Sigue sin pronunciar palabra. Hay ocasiones en que no comprendo sus enfados.
Miro al suelo y…
«Pero…».
No hay un maldito cristal, ni rastro del vaso roto.
—Mamá… Creo que no me encuentro bien…
Ella prepara el desayuno como cada mañana.
—Mamá…
Intento agarrarla del brazo y atravieso su piel como si fuera humo.
—¡MAMÁ! —grito, asustado.
Pero nadie parece oírme.
«¿Qué cojones pasó ayer? ¿Estoy soñando? Debe ser eso. Sigo en la cama, esto es solo un mal viaje».
Un nuevo destello me sienta en una de las sillas de la cocina. Me lleva por las imágenes al día de ayer, desde el principio.
Y lo veo todo…
Oigo a Daisy acercarse por el pasillo incluso antes de que entre en mi habitación. Es su ritual de la mañana: despertarme con cariño para después atacarme como un monstruo. En realidad, odio que me despierten, ya sea el teléfono, Daisy o mi madre. Pero no le digo nada a mi hermana. Sé que le gusta hacerme rabiar desde que dio sus primeros pasos.
Entra a hurtadillas en mi habitación. La imagino caminando hacia la cama de puntillas y controlando su respiración. Cuando me alcanza, me acaricia el rostro para apartarme el pelo de la frente.
—Connor… —susurra—. Buenos días, Connor.
Abro los ojos. Es la señal para despertar a la bestia.
—¿Qué…? —respondo en mi papel de sorprendido.

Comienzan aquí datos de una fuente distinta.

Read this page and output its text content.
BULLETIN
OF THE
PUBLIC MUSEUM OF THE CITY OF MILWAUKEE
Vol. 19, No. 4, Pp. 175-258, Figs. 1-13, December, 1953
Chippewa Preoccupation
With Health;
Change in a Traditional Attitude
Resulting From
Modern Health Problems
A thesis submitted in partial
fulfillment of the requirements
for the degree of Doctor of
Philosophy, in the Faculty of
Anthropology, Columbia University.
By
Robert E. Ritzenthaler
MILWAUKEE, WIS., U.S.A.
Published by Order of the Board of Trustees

Entonces, Daisy levanta sus garras, enseña sus dientes y salta sobre mí.
—¡Levanta! —gruñe al tratar de destaparme a zarpazos.

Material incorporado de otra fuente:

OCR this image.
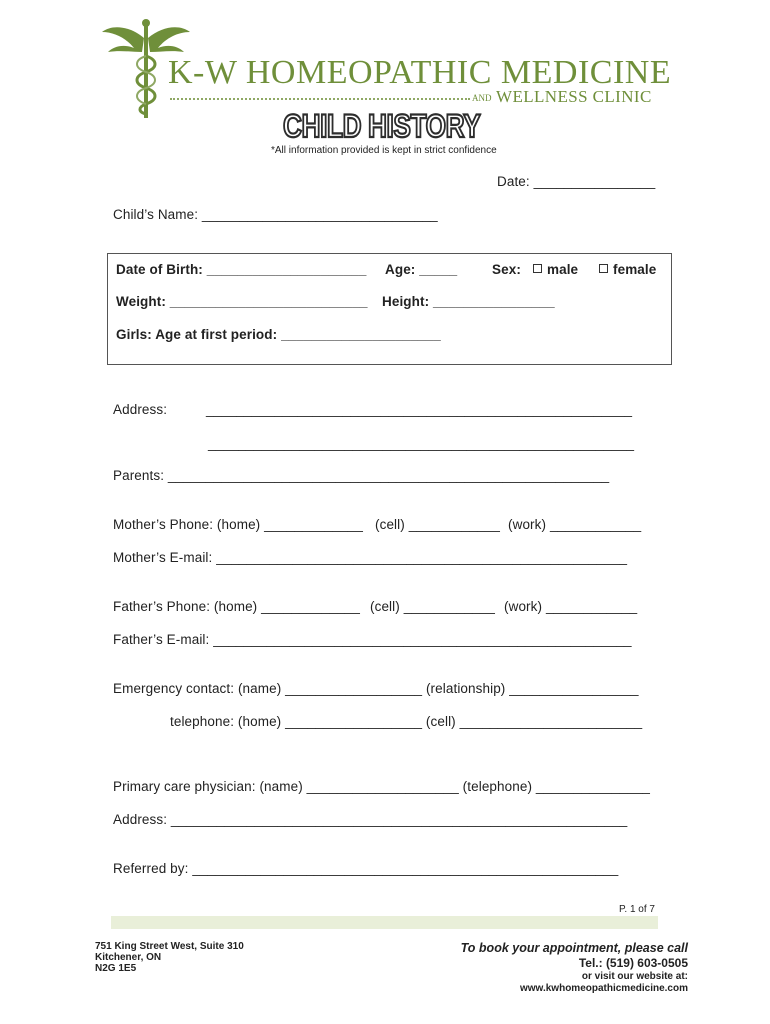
K-W HOMEOPATHIC MEDICINE
AND WELLNESS CLINIC
CHILD HISTORY
*All information provided is kept in strict confidence
Date: ________________
Child’s Name: _______________________________
Date of Birth: _____________________ Age: _____	Sex:	male	female
Weight: __________________________ Height: ________________
Girls: Age at first period: _____________________
Address:	________________________________________________________
________________________________________________________
Parents: __________________________________________________________
Mother’s Phone: (home) _____________ (cell) ____________ (work) ____________
Mother’s E-mail: ______________________________________________________
Father’s Phone: (home) _____________ (cell) ____________ (work) ____________
Father’s E-mail: _______________________________________________________
Emergency contact: (name) __________________ (relationship) _________________
telephone: (home) __________________ (cell) ________________________
Primary care physician: (name) ____________________ (telephone) _______________
Address: ____________________________________________________________
Referred by: ________________________________________________________
P. 1 of 7
751 King Street West, Suite 310
Kitchener, ON
N2G 1E5
To book your appointment, please call
Tel.: (519) 603-0505
or visit our website at:
www.kwhomeopathicmedicine.com
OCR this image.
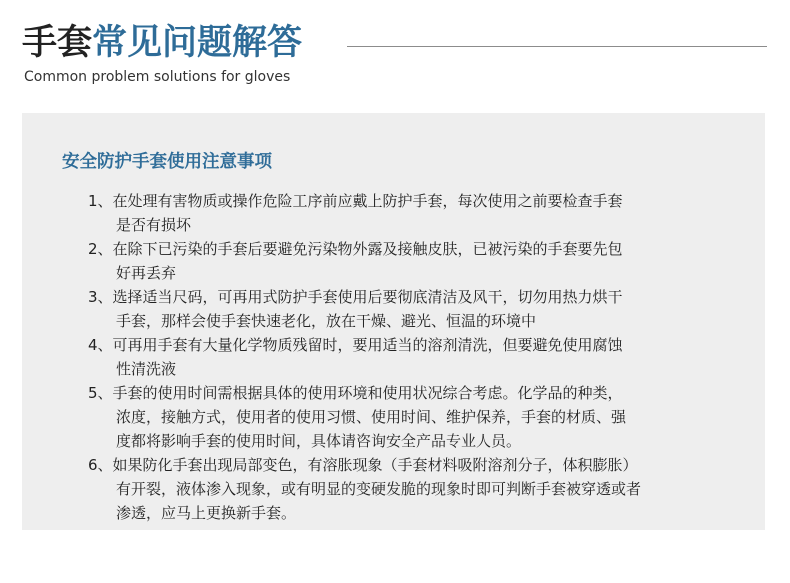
手套常见问题解答
Common problem solutions for gloves
安全防护手套使用注意事项
1、在处理有害物质或操作危险工序前应戴上防护手套，每次使用之前要检查手套
是否有损坏
2、在除下已污染的手套后要避免污染物外露及接触皮肤，已被污染的手套要先包
好再丢弃
3、选择适当尺码，可再用式防护手套使用后要彻底清洁及风干，切勿用热力烘干
手套，那样会使手套快速老化，放在干燥、避光、恒温的环境中
4、可再用手套有大量化学物质残留时，要用适当的溶剂清洗，但要避免使用腐蚀
性清洗液
5、手套的使用时间需根据具体的使用环境和使用状况综合考虑。化学品的种类，
浓度，接触方式，使用者的使用习惯、使用时间、维护保养，手套的材质、强
度都将影响手套的使用时间，具体请咨询安全产品专业人员。
6、如果防化手套出现局部变色，有溶胀现象（手套材料吸附溶剂分子，体积膨胀）
有开裂，液体渗入现象，或有明显的变硬发脆的现象时即可判断手套被穿透或者
渗透，应马上更换新手套。
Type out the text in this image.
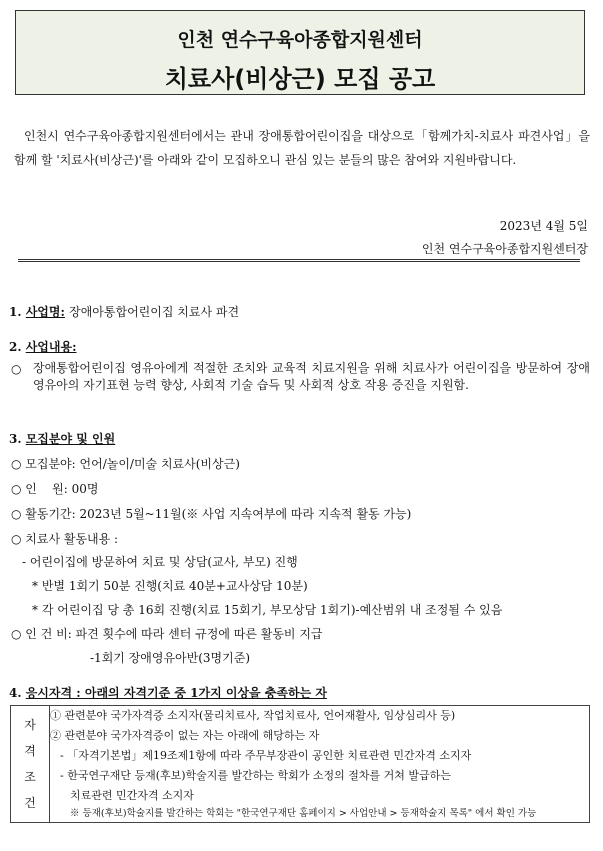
인천 연수구육아종합지원센터
치료사(비상근) 모집 공고
인천시 연수구육아종합지원센터에서는 관내 장애통합어린이집을 대상으로「함께가치-치료사 파견사업」을 함께 할 '치료사(비상근)'를 아래와 같이 모집하오니 관심 있는 분들의 많은 참여와 지원바랍니다.
2023년 4월 5일
인천 연수구육아종합지원센터장
1. 사업명: 장애아통합어린이집 치료사 파견
2. 사업내용:
○ 장애통합어린이집 영유아에게 적절한 조치와 교육적 치료지원을 위해 치료사가 어린이집을 방문하여 장애 영유아의 자기표현 능력 향상, 사회적 기술 습득 및 사회적 상호 작용 증진을 지원함.
3. 모집분야 및 인원
○ 모집분야: 언어/놀이/미술 치료사(비상근)
○ 인    원: 00명
○ 활동기간: 2023년 5월~11월(※ 사업 지속여부에 따라 지속적 활동 가능)
○ 치료사 활동내용 :
- 어린이집에 방문하여 치료 및 상담(교사, 부모) 진행
* 반별 1회기 50분 진행(치료 40분+교사상담 10분)
* 각 어린이집 당 총 16회 진행(치료 15회기, 부모상담 1회기)-예산범위 내 조정될 수 있음
○ 인 건 비: 파견 횟수에 따라 센터 규정에 따른 활동비 지급
-1회기 장애영유아반(3명기준)
4. 응시자격 : 아래의 자격기준 중 1가지 이상을 충족하는 자
자
격
조
건

① 관련분야 국가자격증 소지자(물리치료사, 작업치료사, 언어재활사, 임상심리사 등)
② 관련분야 국가자격증이 없는 자는 아래에 해당하는 자
- 「자격기본법」제19조제1항에 따라 주무부장관이 공인한 치료관련 민간자격 소지자
- 한국연구재단 등재(후보)학술지를 발간하는 학회가 소정의 절차를 거쳐 발급하는
치료관련 민간자격 소지자
※ 등재(후보)학술지를 발간하는 학회는 "한국연구재단 홈페이지 > 사업안내 > 등재학술지 목록" 에서 확인 가능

—Eres una bestia horrible —me defiendo bajo la sábana—. ¡Deseo que vuelva mi hermana de siete años!
Ser el único niño de casa durante diez años me ha convertido en el hermano más idiota del mundo. Desde que Daisy nació, encontré en ella a mi juguete favorito, uno que emitía sonidos y lo babeaba todo. Por esa razón, o eso me gusta pensar, me comporto como un payaso con ella. Aunque he de admitir que nos divertimos juntos.
Salgo de debajo de la sábana, mi protección contra seres de otro mundo, y la encierro en mis brazos para envolverla en la colcha como a un burrito de chile picante.

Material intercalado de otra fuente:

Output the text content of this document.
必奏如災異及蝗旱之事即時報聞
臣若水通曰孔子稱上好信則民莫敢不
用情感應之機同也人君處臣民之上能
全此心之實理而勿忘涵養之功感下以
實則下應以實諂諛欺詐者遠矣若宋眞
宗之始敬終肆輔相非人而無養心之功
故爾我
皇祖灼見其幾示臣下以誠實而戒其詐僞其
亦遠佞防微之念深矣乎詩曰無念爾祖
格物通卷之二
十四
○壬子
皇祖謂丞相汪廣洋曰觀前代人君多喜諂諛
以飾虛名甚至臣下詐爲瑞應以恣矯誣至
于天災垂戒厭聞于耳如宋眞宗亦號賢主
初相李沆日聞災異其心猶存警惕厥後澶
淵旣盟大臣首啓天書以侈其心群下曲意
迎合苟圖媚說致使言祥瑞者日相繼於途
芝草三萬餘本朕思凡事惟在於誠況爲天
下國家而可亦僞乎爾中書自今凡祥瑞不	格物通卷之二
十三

—¡Déjame salir! —grita ella y se retuerce.
—Tienes que decir la contraseña.
—No, resistiré.
Puedo ver por los bultos cómo se cruza de brazos.
—Pues te quedarás sin tortitas esta mañana.
—Está bien —se rinde.
—Vamos, di las palabras mágicas.
—Connor es el más guapo de Valley Rock —promulga, como un mago anciano.
La libero de su prisión de algodón y poliéster y huye de mi alcance.
—No te comas mis tortitas o tendré que comerte a ti.
Mi madre cruza por el pasillo con el cesto de la ropa hasta arriba.
—Ni se te ocurra bajar sin hacer la cama —dice sin mirar.
—Buenos días para ti también, mamá.
—Te quiero —suelta desde las escaleras.
Al menos, no se ha fijado en la ropa que decora cada rincón de mi habitación. Busco mi camiseta favorita en el montón que hay sobre el escritorio. Desisto en cuanto veo lo arrugada que está. Necesitaba que hoy me acompañase la suerte de Salazar Slytherin, aunque nadie sepa que la serpiente de mi camiseta representa mi casa favorita de Hogwarts. No puedo permitirme ir por ahí con merchandising de Harry Potter, las consecuencias serían desastrosas social y físicamente. Todos creen que soy un joven libertario del siglo XXI.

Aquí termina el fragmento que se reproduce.